Joint Research Projects

Study In Thailand

Development of Machine Learning Algorithms to Predict Resistant Bacteria and Assist Empiric Antibiotic Prescribing among Patients with Suspected Infection





Antibiotic resistance is a major threat to public health. Substantial increases in antibiotic resistance rates have raised concerns and bleak estimates as to the future of effective antibiotic treatment. The emergence of antibiotic resistance is mainly shaped by the evolutionary forces of genetic variation (ie, mutations and horizontal gene transfer) and selection exerted by antibiotic usage. Correspondingly, antibiotic consumption has been repeatedly correlated with increases in antibiotic resistance rates. However, decreases in antibiotic consumption can revert bacterial populations to antibiotic susceptibility, likely due to the fitness cost that antibiotic resistance incurs. Hence, a straightforward intervention to reduce the burden of antibiotic resistance is to decrease antibiotic consumption, for example, by reducing inappropriate antibiotic use during empiric therapy.

Two main types of errors occur during empiric therapy:

  • The Prescription of Inefficient Antibiotics

The antibiotics prescribed do not clear the bacterial pathogen due to its resistance to them.

  • The Prescription of Antibiotics with Coverage that is Too Broad

Antibiotics with lower coverage would suffice to treat the infection.



Regularization is the process of adding information in order to solve an ill-posed problem or to prevent overfitting. The regularization term, or penalty, imposes a cost on the optimization function to make the optimal solution unique. The work flow usually is, that one tries a specific regularization and then figures out the probability density that corresponds to that regularization to justify the choice. In machine learning, the data term corresponds to the training data and the regularization is either the choice of the model or modifications to the algorithm. It is always intended to reduce the generalization error, i.e. the error score with the trained model on the evaluation set and not the training data.
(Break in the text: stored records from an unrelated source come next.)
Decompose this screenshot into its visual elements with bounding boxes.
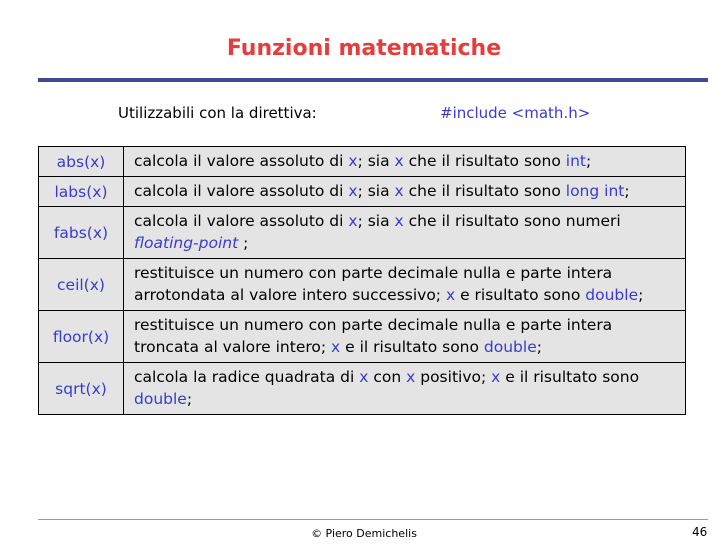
highlighted-term: x [445,286,456,304]
table-row [39,259,686,311]
description-text: ; sia [357,212,395,230]
function-name: abs(x) [39,147,124,177]
description-text: ; [536,338,542,356]
description-text: calcola la radice quadrata di [134,368,360,386]
function-name: floor(x) [39,311,124,363]
function-name: fabs(x) [39,207,124,259]
function-name: sqrt(x) [39,363,124,415]
highlighted-term: double [134,390,187,408]
description-text: e il risultato sono [500,368,640,386]
math-functions-table [38,146,686,415]
description-text: ; sia [357,182,395,200]
highlighted-term: double [585,286,639,304]
directive-intro-text: Utilizzabili con la direttiva: [118,104,317,122]
description-text: e risultato sono [455,286,586,304]
highlighted-term: x [348,152,358,170]
footer-divider [38,519,708,520]
function-description [124,177,686,207]
description-text: positivo; [415,368,492,386]
highlighted-term: x [348,182,358,200]
description-text: calcola il valore assoluto di [134,152,349,170]
description-text: ; [624,182,630,200]
function-name: ceil(x) [39,259,124,311]
description-text: restituisce un numero con parte decimale nulla e parte intera arrotondata al valore intero successivo; [134,264,613,304]
description-text: ; [238,234,249,252]
highlighted-term: floating-point [134,234,239,252]
function-description [124,259,686,311]
highlighted-term: x [359,368,369,386]
description-text: ; [186,390,193,408]
title-divider [38,78,708,82]
highlighted-term: x [331,338,341,356]
slide-title: Funzioni matematiche [226,36,502,61]
highlighted-term: x [406,368,416,386]
table-row [39,177,686,207]
include-directive: #include <math.h> [440,104,591,122]
function-description [124,207,686,259]
highlighted-term: x [348,212,358,230]
description-text: restituisce un numero con parte decimale nulla e parte intera troncata al valore intero; [134,316,613,356]
description-text: ; [638,286,644,304]
description-text: con [368,368,407,386]
page-number: 46 [692,525,708,539]
description-text: calcola il valore assoluto di [134,182,349,200]
function-description [124,147,686,177]
table-row [39,311,686,363]
table-row [39,147,686,177]
description-text: che il risultato sono [403,152,566,170]
table-row [39,363,686,415]
highlighted-term: x [394,212,404,230]
function-name: labs(x) [39,177,124,207]
table-row [39,207,686,259]
highlighted-term: int [565,152,586,170]
description-text: ; [585,152,592,170]
description-text: che il risultato sono [403,182,566,200]
footer-credit: © Piero Demichelis [311,527,417,540]
function-description [124,363,686,415]
description-text: calcola il valore assoluto di [134,212,349,230]
highlighted-term: long int [565,182,625,200]
description-text: e il risultato sono [340,338,484,356]
highlighted-term: x [394,182,404,200]
description-text: ; sia [357,152,395,170]
function-description [124,311,686,363]
highlighted-term: double [483,338,537,356]
description-text: che il risultato sono numeri [403,212,621,230]
highlighted-term: x [491,368,501,386]
highlighted-term: x [394,152,404,170]
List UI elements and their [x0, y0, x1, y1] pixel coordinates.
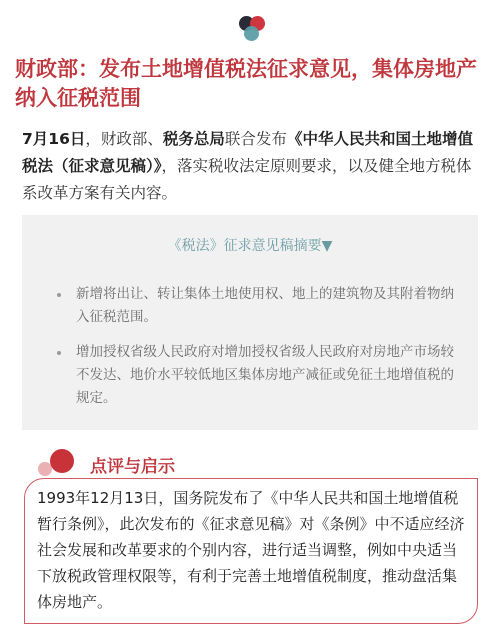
- lead-date: 7月16日: [22, 130, 86, 148]
- bullet-dot-icon: [57, 293, 61, 297]
- lead-doc-name: 《中华人民共和国土地增值税法（征求意见稿）》: [22, 130, 473, 175]
- comment-title: 点评与启示: [90, 457, 175, 477]
- lead-paragraph: [22, 126, 482, 207]
- brand-logo-icon: [239, 14, 269, 46]
- summary-heading: 《税法》征求意见稿摘要▼: [167, 238, 333, 254]
- summary-panel: [22, 215, 478, 430]
- lead-org-mof: 财政部: [100, 130, 148, 148]
- lead-text2: ，落实税收法定原则要求，以及健全地方税体系改革方案有关内容。: [22, 157, 472, 202]
- comment-box: [24, 478, 478, 624]
- bullet-dot-icon: [57, 351, 61, 355]
- lead-org-tax: 税务总局: [162, 130, 225, 148]
- summary-item-text: 增加授权省级人民政府对增加授权省级人民政府对房地产市场较不发达、地价水平较低地区集体房地产减征或免征土地增值税的规定。: [76, 344, 454, 406]
- lead-text1: 联合发布: [224, 130, 287, 148]
- lead-sep2: 、: [147, 130, 163, 148]
- list-item: [22, 341, 478, 410]
- summary-list: [22, 283, 478, 422]
- list-item: [22, 283, 478, 329]
- article-title: 财政部：发布土地增值税法征求意见，集体房地产纳入征税范围: [15, 57, 477, 110]
- comment-red-circle-icon: [50, 449, 74, 473]
- comment-text: 1993年12月13日，国务院发布了《中华人民共和国土地增值税暂行条例》，此次发布的《征求意见稿》对《条例》中不适应经济社会发展和改革要求的个别内容，进行适当调整，例如中央适当下放税政管理权限等，有利于完善土地增值税制度，推动盘活集体房地产。: [37, 489, 465, 611]
- lead-sep1: ，: [85, 130, 101, 148]
- summary-item-text: 新增将出让、转让集体土地使用权、地上的建筑物及其附着物纳入征税范围。: [76, 286, 454, 325]
- logo-teal-circle: [244, 26, 259, 41]
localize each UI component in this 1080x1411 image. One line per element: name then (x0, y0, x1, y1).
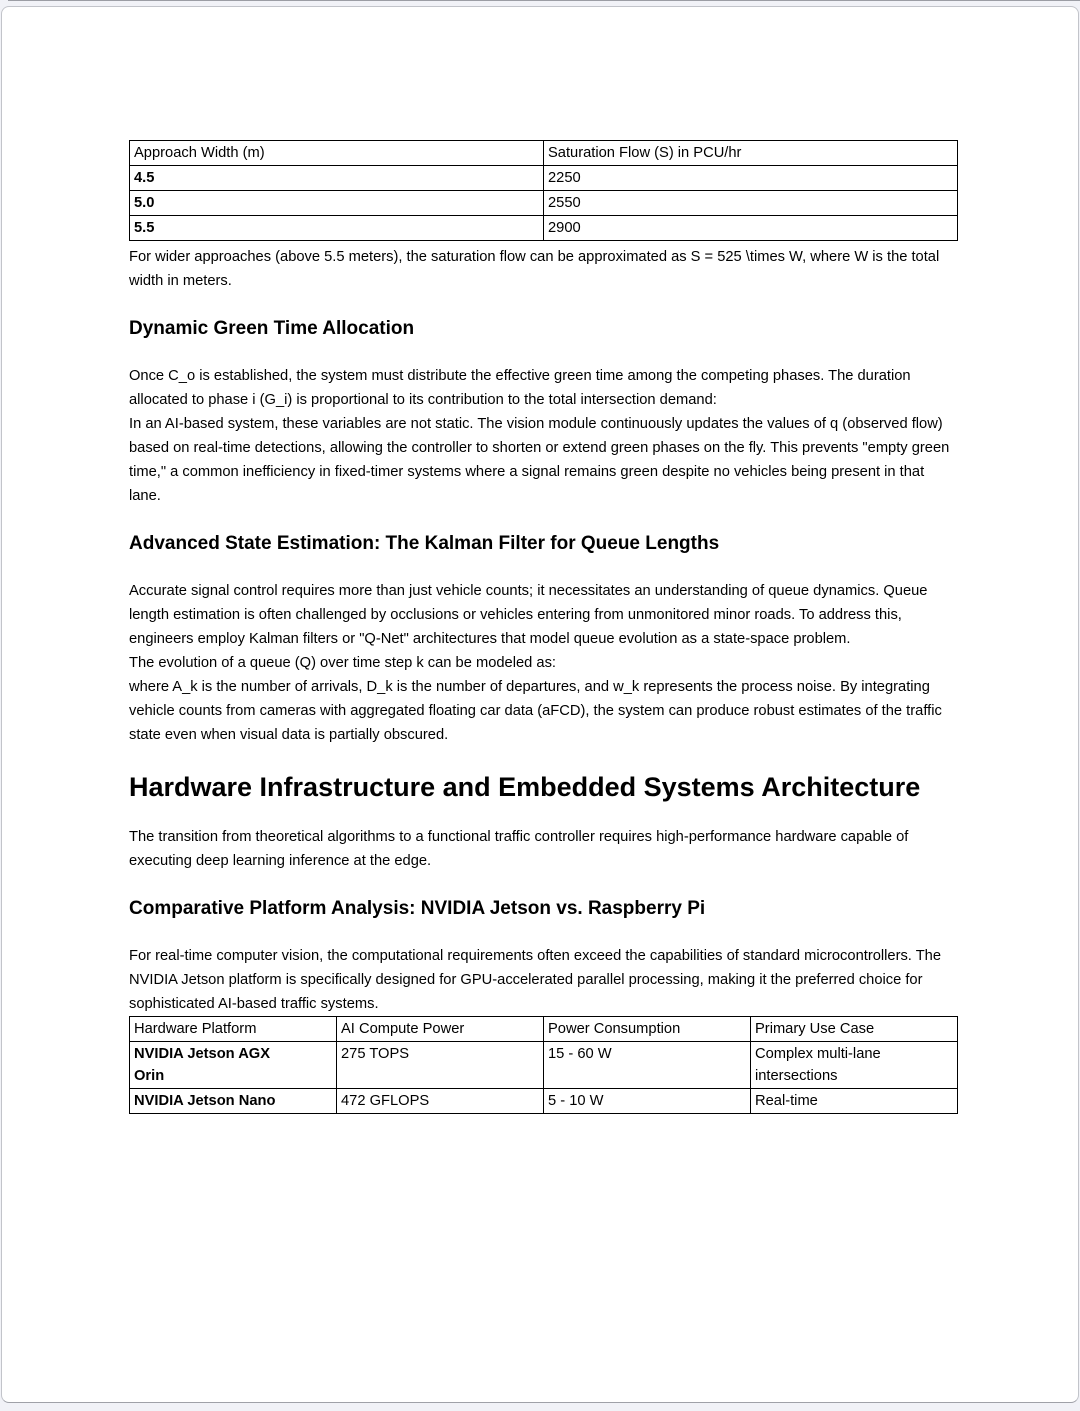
table-header-cell: Power Consumption (544, 1017, 751, 1042)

One of the earliest uses of regularization is related to the method of least squares.

  • L1-regression (least absolute shrinkage and selection operator; also Lasso or LASSO)

A regression analysis method that performs both variable selection and regularization in order to enhance the prediction accuracy and interpretability of the resulting statistical model.



In this study, we use L1 regularization logistic regression as our method. We take fifteen features as input data of model, and we utilize these features to predict (1) which bacteria group the patient belongs to (2) whether the patient is resistant for Amikacin when the bacteria group retain one of these groups, such as Acinetobacter spp., Escherichia coli, Gram negative, Klebsiella spp., Pseudomonas aeruginosa, Staphylococcus spp., and Staphylococcus aureus. Amikacin is an antibiotic medication that are commonly used for several bacterial infections. Therefore, we utilize machine learning to solve this classification problem due to powerful applicable ability of machine learning technique. Predicting which bacteria group the patient belongs to is a multiclass classification while predicting whether the patient is resistant for Amikacin that belongs to binary classification (resistant or susceptibility).

First, for task 1 the experimental results are shown in Table I. We can notice that whatever the penalty weight of L1 is, and the results are similar.

Table I 

Predicting which bacteria group the patient belongs to
L1 Penalty weight Training Accuracy Test Accuracy
0.001 0.482 0.477
0.01 0.482 0.477
0.1 0.482 0.477
1 0.482 0.477
10 0.481 0.479
100 0.482 0.481

In addition, the numerical results of task 2 are illustrated with Fig. 1., the x-coordinate represents bacteria group and y-coordinate represents predicting accuracy.

Fig. 1. Binary classification for predicting whether the patient is resistant for Amikacin



A major possible improvement of empiric therapy can stem from use of large medical datasets in conjunction with machine learning (ML) algorithms. This approach has been gaining traction lately and is recognized as likely being a part of future treatment in many medical fields. Various studies have identified risk factors for antibiotic-resistant infections based on patient comorbidities, demographics, previous treatments, and other patient characteristics.

When treating patients for infection, the physician must balance the survival benefit that may result from the prompt initiation of effective antibiotic therapy against the risk of adverse side effects, complications, potential for the development of resistance and the increased costs that may follow the use of unnecessary broad-spectrum agents. The modern health system has access to enormous amounts of information about each patient. Recent studies have demonstrated the ability of open-source machine-learning algorithms to use such data in the prediction of antibiotic resistance in different clinical settings.